A diagnose de Kardec foi de absoluta precisão. No momento exato em que a
cultura terrena perde as suas bases materiais e passa a girar na órbita
do espírito – é absurdo, simples absurdo, lamentável prova da
deformação da lógica pelo orgulho, a opção do materialismo. A matéria se
desfez em energia, e, portanto, em vibração, nas mãos dos físicos; a
descoberta da antimatéria revelou novo plano de vida; a astronáutica
abriu-nos a possibilidade de contato com outros mundos habitados; os
materialistas foram surpreendidos com a possibilidade de ver e
fotografar o corpo espiritual do homem, e puderam constatar que esse
corpo não se destrói com a morte.
Quais os dados que esses avanços do conhecimento oferecem a favor da
concepção materialistas? Só uma aberração da inteligência, uma
deformação da razão, pode levar alguém a deduzir, dessa enorme revolução
científica, que o materialismo saiu vitorioso. Os próprios filósofos
materialistas, como no caso de Bertrand Russell, viram-se obrigados a
estranhos malabarismos mentais para defender a sua concepção. Sartre, o
filósofo do nada, perdeu popularidade em favor de Heidegger, até há
pouco acusado de cair no misticismo.
É tolice dizer que o desenvolvimento atual das ciências favorece o
materialismo. O próprio Einstein afirmou, bem antes desses avanços mais
recentes: “O materialismo morreu por falta de matéria.” Quem opta pelo
materialismo, nesta altura da evolução científica, revela falta de senso
ou distúrbio do raciocínio. Seria o mesmo que Tomé dizer a Jesus
ressuscitado: “Se toco as tuas chagas é porque não morreste.”

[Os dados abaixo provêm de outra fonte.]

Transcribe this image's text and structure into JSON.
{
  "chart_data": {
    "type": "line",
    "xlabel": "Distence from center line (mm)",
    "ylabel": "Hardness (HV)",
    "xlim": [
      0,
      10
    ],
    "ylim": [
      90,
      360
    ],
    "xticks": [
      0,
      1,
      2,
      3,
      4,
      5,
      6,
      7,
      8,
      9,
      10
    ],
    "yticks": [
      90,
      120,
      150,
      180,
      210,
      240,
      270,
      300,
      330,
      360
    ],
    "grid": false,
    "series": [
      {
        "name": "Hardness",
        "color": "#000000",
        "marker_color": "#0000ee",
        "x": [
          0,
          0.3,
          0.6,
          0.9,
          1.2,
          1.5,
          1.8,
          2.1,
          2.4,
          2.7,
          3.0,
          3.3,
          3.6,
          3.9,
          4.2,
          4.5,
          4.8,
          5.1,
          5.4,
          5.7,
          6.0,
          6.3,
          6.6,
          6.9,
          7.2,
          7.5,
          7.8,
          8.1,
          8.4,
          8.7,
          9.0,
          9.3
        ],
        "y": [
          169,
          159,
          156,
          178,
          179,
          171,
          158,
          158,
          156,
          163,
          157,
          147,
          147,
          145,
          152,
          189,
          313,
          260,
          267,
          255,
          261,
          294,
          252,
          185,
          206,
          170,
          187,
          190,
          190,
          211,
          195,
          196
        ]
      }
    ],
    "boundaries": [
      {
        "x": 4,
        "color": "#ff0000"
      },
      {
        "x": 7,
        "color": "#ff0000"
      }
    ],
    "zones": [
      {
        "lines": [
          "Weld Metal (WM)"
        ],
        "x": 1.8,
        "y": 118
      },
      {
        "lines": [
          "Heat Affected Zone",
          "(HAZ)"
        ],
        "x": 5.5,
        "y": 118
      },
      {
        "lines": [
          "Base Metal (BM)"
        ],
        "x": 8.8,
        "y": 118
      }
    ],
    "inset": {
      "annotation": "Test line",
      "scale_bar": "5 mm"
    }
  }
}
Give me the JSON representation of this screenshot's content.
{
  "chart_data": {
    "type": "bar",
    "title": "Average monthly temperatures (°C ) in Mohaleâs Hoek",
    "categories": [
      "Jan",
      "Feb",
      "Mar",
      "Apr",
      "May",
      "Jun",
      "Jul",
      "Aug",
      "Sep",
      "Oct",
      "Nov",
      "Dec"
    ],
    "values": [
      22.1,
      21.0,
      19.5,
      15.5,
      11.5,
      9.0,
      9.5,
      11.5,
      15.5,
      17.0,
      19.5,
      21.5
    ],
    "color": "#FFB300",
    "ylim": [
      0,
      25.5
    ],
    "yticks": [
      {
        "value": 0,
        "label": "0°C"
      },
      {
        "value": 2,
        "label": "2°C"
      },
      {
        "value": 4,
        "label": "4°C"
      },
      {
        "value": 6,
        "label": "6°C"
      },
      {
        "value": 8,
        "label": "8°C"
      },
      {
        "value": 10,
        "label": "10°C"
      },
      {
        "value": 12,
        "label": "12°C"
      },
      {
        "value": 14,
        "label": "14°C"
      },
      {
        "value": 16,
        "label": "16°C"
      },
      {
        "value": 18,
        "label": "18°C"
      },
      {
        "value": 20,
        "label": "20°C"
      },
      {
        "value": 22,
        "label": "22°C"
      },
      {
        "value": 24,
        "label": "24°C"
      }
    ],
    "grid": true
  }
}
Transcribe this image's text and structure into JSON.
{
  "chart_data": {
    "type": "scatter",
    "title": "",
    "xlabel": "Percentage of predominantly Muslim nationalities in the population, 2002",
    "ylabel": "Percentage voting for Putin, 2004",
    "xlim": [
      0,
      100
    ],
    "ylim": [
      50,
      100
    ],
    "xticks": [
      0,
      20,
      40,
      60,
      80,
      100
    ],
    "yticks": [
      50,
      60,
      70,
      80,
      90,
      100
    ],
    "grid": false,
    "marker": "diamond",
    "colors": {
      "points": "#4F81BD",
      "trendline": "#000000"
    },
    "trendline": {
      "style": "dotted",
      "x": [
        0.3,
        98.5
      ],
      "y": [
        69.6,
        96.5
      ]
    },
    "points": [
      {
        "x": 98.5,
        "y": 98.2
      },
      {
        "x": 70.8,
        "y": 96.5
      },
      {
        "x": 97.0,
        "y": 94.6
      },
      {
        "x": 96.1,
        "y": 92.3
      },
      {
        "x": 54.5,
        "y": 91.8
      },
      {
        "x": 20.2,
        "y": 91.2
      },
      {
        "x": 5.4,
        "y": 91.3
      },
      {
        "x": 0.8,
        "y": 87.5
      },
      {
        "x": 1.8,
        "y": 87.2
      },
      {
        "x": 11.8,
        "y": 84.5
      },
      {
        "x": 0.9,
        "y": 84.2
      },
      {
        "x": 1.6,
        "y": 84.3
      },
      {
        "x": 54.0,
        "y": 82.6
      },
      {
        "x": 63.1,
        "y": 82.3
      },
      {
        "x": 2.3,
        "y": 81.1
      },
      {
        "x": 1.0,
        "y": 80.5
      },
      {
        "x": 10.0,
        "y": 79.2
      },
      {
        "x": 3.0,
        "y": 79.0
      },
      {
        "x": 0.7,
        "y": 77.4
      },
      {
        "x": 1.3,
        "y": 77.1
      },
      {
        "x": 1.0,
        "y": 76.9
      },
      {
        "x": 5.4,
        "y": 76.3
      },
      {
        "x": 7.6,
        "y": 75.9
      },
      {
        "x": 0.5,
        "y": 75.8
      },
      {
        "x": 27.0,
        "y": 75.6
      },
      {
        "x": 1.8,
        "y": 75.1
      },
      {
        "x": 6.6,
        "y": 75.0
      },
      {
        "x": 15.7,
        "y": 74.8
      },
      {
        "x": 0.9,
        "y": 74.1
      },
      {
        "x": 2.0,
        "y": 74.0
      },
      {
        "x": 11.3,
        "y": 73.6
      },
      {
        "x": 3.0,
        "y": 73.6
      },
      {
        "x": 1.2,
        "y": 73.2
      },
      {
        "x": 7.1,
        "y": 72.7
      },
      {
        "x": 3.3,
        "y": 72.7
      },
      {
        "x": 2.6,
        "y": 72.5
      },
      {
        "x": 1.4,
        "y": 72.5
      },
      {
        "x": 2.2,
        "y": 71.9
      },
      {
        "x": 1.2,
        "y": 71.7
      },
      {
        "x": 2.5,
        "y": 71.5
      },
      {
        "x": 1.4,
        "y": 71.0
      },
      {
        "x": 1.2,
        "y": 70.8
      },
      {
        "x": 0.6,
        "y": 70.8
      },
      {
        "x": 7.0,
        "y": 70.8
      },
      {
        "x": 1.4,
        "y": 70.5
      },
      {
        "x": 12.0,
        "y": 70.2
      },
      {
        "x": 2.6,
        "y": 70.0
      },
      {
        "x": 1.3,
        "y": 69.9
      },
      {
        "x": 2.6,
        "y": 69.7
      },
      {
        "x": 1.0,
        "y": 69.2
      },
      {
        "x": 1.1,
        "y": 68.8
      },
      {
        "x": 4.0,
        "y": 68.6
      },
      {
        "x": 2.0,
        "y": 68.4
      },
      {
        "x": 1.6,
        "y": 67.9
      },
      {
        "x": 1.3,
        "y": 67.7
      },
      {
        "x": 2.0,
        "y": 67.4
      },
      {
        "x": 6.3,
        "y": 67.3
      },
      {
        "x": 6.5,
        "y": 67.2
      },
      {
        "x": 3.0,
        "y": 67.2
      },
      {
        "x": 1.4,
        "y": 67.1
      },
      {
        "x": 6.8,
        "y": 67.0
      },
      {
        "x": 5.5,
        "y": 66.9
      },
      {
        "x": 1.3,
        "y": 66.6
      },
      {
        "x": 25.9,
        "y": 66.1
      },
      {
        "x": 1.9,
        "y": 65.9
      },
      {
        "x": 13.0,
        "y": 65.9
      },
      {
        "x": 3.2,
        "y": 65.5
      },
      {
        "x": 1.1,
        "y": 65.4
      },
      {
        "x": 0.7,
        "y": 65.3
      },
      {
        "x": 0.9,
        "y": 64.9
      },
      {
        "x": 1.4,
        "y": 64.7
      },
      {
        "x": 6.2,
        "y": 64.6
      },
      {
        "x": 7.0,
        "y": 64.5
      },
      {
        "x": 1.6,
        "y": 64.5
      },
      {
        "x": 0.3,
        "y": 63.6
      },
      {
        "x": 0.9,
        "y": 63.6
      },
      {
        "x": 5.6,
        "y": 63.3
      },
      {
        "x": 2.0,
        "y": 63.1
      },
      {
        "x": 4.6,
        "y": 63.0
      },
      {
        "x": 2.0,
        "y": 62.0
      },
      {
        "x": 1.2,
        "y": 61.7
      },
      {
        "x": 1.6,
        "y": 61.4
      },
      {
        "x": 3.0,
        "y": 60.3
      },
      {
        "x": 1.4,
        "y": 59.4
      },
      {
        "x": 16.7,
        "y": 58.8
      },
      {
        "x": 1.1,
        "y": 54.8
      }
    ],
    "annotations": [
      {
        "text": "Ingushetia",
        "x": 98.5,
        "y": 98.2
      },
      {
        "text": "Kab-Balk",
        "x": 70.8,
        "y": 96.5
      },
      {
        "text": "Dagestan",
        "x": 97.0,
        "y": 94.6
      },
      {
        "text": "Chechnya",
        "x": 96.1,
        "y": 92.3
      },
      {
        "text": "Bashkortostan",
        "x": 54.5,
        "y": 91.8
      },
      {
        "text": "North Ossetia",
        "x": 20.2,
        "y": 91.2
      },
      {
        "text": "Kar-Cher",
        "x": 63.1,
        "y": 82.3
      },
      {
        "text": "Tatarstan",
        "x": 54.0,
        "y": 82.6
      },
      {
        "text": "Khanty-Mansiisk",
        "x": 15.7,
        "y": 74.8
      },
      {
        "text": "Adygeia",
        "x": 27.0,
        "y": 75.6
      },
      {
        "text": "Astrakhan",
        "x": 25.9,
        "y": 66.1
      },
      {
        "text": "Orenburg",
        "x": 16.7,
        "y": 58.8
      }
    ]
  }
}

A tendência para o materialismo é ainda muito comum entre os jovens.
“A juventude – disse Ingenieros – toca a rebate em toda renovação.” Os
jovens trazem a missão de renovar o mundo e por isso lutam contra os
princípios dominantes, rebela-se contra os sistemas tradicionais. A luta
da ciência contra a religião – o dogmatismo fideísta emperrando o
progresso – mostra-lhes de que lados estão as forças renovadoras. Eles
se alistam afoitamente desse lado. Mas o espiritismo transformou esse
quadro, revelando que a ciência também pode frear o progresso. Os dogmas
do materialismo científico são tão prejudiciais quanto os do fideísmo
religioso. E os moços começam a compreender isso.
Temos de ajudar os jovens, mostrando-lhes que o espiritismo não sofre
dos prejuízos do dogmatismo fideísta ou do dogmatismo religioso. Temos
de mostrar-lhes que a ciência espírita é hoje a posição de vanguarda.
Mas para tanto é necessário desenvolvermos a cultura espírita, criando o
clima adequado à compreensão da doutrina em sua plenitude e não apenas
no seu aspecto religioso. Ai dos que tentam afastar os jovens do Cristo,
subordinando-os à rotina dos velhos. O espiritismo é a juventude do
mundo, é a rebelião contra os erros do passado. Ele nos propõe uma hora
de fé, mas de fé racional, de fé pelo saber.